Kate Seger‘s Beauty and the Necromancer kept passing my TikTok feed. I suppose I was influenced because I decided to get a copy and give it a read. To my great surprise, I discovered that I already owned the series. I think I must have picked it up in a freebie event at some point. I love it when this happens!
When Beauty steals into the cursed lands of Eldritch Manor to save her starving family, she finds herself ensnared by its master— Darius, the dreaded Necromancer. Amidst a crumbling gothic manor where the dead dance and lost souls wail, an unlikely and dangerous passion ignites between captive and captor.
Beauty sees humanity buried beneath Darius’s monstrous exterior, while Darius, enthralled by her defiant spirit, remembers the man he once was. Together, they seek to break Darius’s curse. But vengeful forces in Beauty’s village soon threaten to tear the lovers apart.
Sadly, this was a flop for me. So much so that even though I have book two, I’m not going to bother reading it. I feel like I’ve done my due diligence by at least finishing this one. I have two primary complaints…well, three, but the third is a personal preference kind of thing.
The first is the writing. It’s readable, I don’t mean to say it isn’t. But it’s the purplest purple prose that ever purple prosed. For me to complain about this is a sign of how purple it is, because I’m generally pretty tolerant of purple prose. Seger’s writing surpassed even my generous allowance for flowery speech.

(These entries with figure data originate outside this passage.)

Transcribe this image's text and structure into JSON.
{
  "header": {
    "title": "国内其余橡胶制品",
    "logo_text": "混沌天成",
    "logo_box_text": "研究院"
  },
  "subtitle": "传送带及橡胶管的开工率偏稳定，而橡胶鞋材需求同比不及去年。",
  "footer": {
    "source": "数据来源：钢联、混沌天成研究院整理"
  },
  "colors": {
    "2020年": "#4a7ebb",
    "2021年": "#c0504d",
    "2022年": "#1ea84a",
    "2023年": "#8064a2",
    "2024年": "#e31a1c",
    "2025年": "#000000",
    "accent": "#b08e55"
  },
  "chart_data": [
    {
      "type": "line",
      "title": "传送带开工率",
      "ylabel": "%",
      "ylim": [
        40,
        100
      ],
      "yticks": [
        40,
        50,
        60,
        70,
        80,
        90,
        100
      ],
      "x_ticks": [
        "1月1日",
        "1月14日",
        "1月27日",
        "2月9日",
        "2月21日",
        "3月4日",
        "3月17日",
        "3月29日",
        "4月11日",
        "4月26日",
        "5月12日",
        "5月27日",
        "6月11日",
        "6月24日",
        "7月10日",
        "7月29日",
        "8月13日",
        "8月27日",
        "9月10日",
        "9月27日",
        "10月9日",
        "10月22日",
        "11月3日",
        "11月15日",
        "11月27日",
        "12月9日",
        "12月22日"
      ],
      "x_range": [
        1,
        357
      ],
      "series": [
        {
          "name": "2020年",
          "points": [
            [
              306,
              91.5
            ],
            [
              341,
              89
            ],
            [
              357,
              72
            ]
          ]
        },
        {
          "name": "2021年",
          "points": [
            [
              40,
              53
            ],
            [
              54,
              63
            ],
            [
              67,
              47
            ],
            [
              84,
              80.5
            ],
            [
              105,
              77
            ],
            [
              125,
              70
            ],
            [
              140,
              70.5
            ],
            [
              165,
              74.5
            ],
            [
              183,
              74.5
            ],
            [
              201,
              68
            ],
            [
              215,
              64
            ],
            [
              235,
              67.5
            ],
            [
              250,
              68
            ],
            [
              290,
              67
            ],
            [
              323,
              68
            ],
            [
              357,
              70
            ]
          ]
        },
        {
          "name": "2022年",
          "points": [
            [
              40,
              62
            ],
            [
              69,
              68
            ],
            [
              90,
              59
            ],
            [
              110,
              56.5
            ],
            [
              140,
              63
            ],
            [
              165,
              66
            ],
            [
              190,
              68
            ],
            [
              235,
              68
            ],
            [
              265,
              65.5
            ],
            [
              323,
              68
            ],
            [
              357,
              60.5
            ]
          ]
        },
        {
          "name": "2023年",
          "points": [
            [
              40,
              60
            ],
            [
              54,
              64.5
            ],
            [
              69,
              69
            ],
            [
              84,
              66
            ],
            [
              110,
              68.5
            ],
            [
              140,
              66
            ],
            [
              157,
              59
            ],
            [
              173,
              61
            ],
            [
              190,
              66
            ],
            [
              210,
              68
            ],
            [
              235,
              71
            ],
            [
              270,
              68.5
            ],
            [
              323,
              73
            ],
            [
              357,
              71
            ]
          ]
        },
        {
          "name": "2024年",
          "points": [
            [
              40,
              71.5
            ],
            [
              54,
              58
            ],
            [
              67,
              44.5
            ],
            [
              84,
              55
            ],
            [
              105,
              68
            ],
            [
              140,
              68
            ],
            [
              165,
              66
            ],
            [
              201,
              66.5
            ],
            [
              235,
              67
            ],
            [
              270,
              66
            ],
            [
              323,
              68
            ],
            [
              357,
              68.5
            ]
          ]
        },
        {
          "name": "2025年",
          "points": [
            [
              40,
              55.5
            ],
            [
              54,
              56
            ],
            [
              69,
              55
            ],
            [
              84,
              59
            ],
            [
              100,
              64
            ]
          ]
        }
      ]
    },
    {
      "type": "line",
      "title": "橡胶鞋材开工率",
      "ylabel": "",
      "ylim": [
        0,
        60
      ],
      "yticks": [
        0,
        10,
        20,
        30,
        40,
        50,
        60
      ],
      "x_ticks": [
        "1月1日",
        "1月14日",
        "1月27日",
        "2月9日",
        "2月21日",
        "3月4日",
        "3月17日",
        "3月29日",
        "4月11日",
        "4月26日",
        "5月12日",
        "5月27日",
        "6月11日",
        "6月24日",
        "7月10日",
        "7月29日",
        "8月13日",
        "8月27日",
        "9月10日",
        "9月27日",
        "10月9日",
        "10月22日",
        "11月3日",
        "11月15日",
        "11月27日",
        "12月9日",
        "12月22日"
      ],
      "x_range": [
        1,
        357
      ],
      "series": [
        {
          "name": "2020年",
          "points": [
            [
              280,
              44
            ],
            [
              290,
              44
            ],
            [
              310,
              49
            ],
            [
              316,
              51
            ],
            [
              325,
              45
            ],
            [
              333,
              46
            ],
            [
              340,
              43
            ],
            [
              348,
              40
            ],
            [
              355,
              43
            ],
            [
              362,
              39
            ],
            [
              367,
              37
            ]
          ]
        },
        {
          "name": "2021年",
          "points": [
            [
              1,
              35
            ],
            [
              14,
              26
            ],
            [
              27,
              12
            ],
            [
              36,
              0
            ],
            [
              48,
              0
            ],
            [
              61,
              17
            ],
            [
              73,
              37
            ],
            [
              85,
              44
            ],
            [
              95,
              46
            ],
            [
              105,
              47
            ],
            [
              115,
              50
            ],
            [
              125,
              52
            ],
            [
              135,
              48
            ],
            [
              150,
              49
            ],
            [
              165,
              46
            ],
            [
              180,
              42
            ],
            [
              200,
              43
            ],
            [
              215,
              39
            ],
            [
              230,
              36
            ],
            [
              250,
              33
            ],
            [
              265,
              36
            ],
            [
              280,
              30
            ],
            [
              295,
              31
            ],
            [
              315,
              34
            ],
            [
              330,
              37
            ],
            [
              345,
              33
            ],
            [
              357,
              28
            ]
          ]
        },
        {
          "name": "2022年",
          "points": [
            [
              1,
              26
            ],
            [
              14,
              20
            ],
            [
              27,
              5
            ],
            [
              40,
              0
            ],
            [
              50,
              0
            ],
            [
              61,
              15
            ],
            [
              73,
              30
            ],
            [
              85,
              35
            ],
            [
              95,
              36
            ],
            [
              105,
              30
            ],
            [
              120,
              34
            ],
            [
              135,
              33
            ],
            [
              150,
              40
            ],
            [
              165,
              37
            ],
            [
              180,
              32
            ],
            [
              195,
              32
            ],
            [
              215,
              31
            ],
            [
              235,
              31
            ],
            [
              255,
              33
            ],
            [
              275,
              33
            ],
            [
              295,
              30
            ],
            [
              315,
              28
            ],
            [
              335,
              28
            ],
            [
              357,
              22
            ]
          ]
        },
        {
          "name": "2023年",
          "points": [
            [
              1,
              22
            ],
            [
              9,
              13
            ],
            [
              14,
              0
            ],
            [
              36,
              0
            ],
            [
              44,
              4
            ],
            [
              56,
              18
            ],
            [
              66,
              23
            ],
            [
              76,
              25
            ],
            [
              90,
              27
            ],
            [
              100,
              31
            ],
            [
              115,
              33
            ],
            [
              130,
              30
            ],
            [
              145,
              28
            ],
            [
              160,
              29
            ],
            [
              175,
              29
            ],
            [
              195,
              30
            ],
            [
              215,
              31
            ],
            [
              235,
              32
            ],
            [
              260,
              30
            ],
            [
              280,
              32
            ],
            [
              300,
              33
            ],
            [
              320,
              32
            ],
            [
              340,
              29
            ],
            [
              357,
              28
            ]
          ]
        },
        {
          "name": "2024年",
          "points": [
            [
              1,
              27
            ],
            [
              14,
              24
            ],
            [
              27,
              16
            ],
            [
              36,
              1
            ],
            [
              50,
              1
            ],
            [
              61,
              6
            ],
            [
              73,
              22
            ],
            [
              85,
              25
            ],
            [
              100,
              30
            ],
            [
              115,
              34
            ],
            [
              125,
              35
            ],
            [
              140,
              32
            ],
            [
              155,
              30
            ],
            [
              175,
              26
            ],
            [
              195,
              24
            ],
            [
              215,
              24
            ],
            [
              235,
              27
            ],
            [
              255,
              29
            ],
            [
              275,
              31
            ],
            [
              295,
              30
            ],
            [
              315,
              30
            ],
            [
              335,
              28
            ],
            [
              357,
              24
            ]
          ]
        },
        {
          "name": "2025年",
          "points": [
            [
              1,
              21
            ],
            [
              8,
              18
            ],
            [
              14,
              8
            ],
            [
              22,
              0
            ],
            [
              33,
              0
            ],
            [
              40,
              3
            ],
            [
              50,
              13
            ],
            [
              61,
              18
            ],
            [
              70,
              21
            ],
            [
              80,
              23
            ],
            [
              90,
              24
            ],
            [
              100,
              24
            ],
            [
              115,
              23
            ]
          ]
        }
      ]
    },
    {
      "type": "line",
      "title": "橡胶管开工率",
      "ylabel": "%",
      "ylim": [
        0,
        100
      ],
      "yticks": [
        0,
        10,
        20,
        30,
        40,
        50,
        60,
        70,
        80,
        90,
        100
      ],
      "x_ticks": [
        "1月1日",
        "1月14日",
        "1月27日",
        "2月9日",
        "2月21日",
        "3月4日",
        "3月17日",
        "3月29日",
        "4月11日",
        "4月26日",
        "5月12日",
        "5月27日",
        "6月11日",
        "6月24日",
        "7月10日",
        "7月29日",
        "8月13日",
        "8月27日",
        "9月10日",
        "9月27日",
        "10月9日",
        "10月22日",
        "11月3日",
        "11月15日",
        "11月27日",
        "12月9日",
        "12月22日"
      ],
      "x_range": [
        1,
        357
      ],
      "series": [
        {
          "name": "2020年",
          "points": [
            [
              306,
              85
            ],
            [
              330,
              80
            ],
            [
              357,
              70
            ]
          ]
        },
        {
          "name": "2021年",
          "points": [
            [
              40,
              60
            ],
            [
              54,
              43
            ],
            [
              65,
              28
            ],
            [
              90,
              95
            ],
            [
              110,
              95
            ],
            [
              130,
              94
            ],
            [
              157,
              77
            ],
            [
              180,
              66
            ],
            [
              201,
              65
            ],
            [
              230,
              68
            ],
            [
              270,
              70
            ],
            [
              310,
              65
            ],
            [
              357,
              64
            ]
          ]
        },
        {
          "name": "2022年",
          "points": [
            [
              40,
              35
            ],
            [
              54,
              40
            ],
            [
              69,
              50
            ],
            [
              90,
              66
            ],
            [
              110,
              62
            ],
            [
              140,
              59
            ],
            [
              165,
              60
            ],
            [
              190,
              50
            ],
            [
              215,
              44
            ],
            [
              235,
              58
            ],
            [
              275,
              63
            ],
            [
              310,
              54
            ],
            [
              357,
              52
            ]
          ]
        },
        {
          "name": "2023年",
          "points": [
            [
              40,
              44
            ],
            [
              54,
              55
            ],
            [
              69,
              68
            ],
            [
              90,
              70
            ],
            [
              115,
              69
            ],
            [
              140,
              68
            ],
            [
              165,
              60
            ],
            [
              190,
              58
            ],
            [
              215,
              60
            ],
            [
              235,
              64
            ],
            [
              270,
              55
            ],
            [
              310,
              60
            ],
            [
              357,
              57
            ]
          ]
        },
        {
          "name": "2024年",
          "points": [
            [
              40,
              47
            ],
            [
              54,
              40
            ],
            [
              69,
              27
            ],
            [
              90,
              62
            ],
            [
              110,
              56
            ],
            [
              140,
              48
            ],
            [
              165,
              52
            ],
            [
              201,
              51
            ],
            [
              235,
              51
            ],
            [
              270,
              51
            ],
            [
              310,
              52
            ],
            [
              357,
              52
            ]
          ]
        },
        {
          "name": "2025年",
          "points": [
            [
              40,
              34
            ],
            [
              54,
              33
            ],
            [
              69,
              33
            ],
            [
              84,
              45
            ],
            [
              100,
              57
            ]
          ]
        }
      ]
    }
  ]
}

Second, I’m unsure where the line between copying and retelling lies. However, this definitely falls much more closely to a carbon copy of Disney’s Beauty and the Beast than any retelling that uses the fairytale as its source material. Sure, Seger changed the names (And we won’t even touch how blunt changing Belle’s name to Beauty is in this scenario or that her mother’s name is Marybelle). The beast is a shadowy necromancer, rather than furry, but the plot points align precisely. So exactly, in fact, that by the end, I was literally calling them. “It’s time to go to the garden now.” “It’s time for Gaston (Harrow) to show back up.” “It’s time for the angry Beast to make an appearance.” Honestly, while I don’t think this is actually the case, I almost feel like this reads as if Seger gave ChatGPT a “Write me a Beauty and the Beast story” prompt and this is the result*.
Third, and on the personal preference front, this is far too sappy and sweet toward the end. This is an issue for me, both because it happens far too quickly and there isn’t enough substance to support it, and because it’s not believable (or for me, pleasant to read).
*After I wrote this review, I googled “Does author Kate Seger use AI to write?” This is what came up. So, maybe I wasn’t so off the mark, after all. Here, the author claims to use AI to revise already-written scenes that she believes could be improved. I felt, in reading this book, that AI outlined or structured it, plotted it out. The book feels AI-generated to me. But I’m not dropping any sort of allegation. I’m a university student, and I know far too many people writing essays that AI-detectors are calling AI-generated because they know how to use an em dash, etc. (Hell, I use Grammarly, and I swear sometimes it wants to rewrite my sentences so extremely that it could probably be considered AI.) I’m just saying the book/plot feels the same as many AI-generated pieces of writing do.